Slightly off topic, wanted to say thanks again for the encouragement and advice you gave us on the course. I tried to take everything on board when I wrote a new short story for a competition recently - and I just found out today that it's been shortlisted and will be published online next month!
http://www.conceptscifi.com/apps/blog/show/1271280-short-story-competition-shortlist
So cheers, Paul!

June 28, 2009 11:17 PM  
Blogger PeteY said...

Hi Paul,

I'm surprised you say US SF is dominant, as I can hardly think of any good contemporary American SF writers. Joe Haldeman, I suppose. I'm living in a UK bubble - what am I missing?

June 29, 2009 5:30 PM  
Blogger Paul McAuley said...

Hi Iain, sorry we didn't get the chance to chat - I was a bit distracted an d had to rush off at 12. Writers do hate to be categorised or swept up into pigeonholes, so it will interesting to see the range of responses to the questionaire. Congrats on the story publication!

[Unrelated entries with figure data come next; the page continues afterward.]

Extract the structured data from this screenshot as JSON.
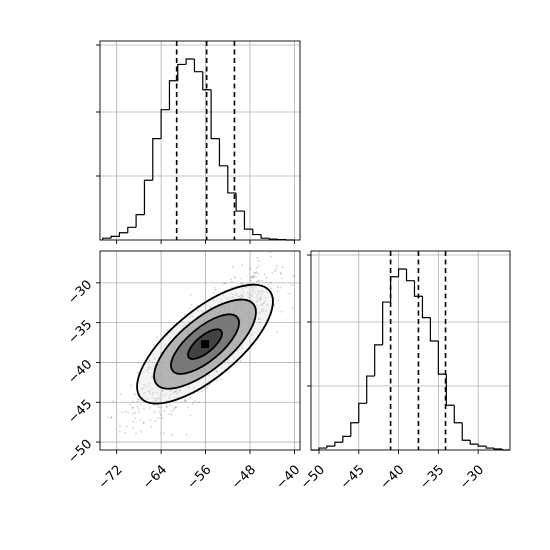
{
  "chart_data": {
    "type": "corner",
    "title": "",
    "parameters": [
      {
        "xlabel": "",
        "ylabel": ""
      },
      {
        "xlabel": "",
        "ylabel": ""
      }
    ],
    "grid": true,
    "panels": [
      {
        "id": "hist-1",
        "type": "histogram",
        "parameter": 1,
        "xlim": [
          -75,
          -39
        ],
        "ylim": [
          0,
          1
        ],
        "x_ticks": [
          -72,
          -64,
          -56,
          -48,
          -40
        ],
        "y_tick_count": 3,
        "bin_edges": [
          -74.5,
          -73,
          -71.5,
          -70,
          -68.5,
          -67,
          -65.5,
          -64,
          -62.5,
          -61,
          -59.5,
          -58,
          -56.5,
          -55,
          -53.5,
          -52,
          -50.5,
          -49,
          -47.5,
          -46,
          -44.5,
          -43,
          -41.5,
          -40
        ],
        "counts": [
          0.01,
          0.02,
          0.04,
          0.07,
          0.14,
          0.33,
          0.56,
          0.72,
          0.88,
          0.97,
          1.0,
          0.93,
          0.83,
          0.56,
          0.41,
          0.26,
          0.16,
          0.06,
          0.03,
          0.01,
          0.005,
          0.002,
          0.0
        ],
        "quantiles": [
          -61.2,
          -55.8,
          -50.8
        ]
      },
      {
        "id": "scatter-2d",
        "type": "density2d",
        "xlim": [
          -75,
          -39
        ],
        "ylim": [
          -51,
          -26
        ],
        "x_ticks": [
          -72,
          -64,
          -56,
          -48,
          -40
        ],
        "y_ticks": [
          -30,
          -35,
          -40,
          -45,
          -50
        ],
        "center": [
          -56.1,
          -37.7
        ],
        "spread": [
          5.8,
          4.1
        ],
        "correlation": 0.82,
        "contour_levels_sigma": [
          0.5,
          1.0,
          1.5,
          2.0
        ]
      },
      {
        "id": "hist-2",
        "type": "histogram",
        "parameter": 2,
        "xlim": [
          -51,
          -26
        ],
        "ylim": [
          0,
          1
        ],
        "x_ticks": [
          -50,
          -45,
          -40,
          -35,
          -30
        ],
        "y_tick_count": 3,
        "bin_edges": [
          -51,
          -50,
          -49,
          -48,
          -47,
          -46,
          -45,
          -44,
          -43,
          -42,
          -41,
          -40,
          -39,
          -38,
          -37,
          -36,
          -35,
          -34,
          -33,
          -32,
          -31,
          -30,
          -29,
          -28,
          -27,
          -26
        ],
        "counts": [
          0.0,
          0.01,
          0.02,
          0.04,
          0.07,
          0.14,
          0.24,
          0.38,
          0.54,
          0.76,
          0.89,
          0.93,
          0.87,
          0.79,
          0.68,
          0.56,
          0.39,
          0.23,
          0.14,
          0.05,
          0.03,
          0.02,
          0.01,
          0.005,
          0.0
        ],
        "quantiles": [
          -41.0,
          -37.5,
          -34.1
        ]
      }
    ]
  }
}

Pete - by dominant I mean that the themes and tropes and general form of modern SF (as opposed to scientific romance) were forged in the US, so British SF writers and others will always be the aliens in the woodpile, as it were. Not that that's a bad thing - reacting against accepted conventions and default modes rather than unquestioningly using them is always a better way of going about things.

There are plenty of good US writers - Reed, Robinson, Swanwick, Sterling, Wolfe... Would be more comprehensive but I have to go off to listen to cosmologists talk about the actual universe.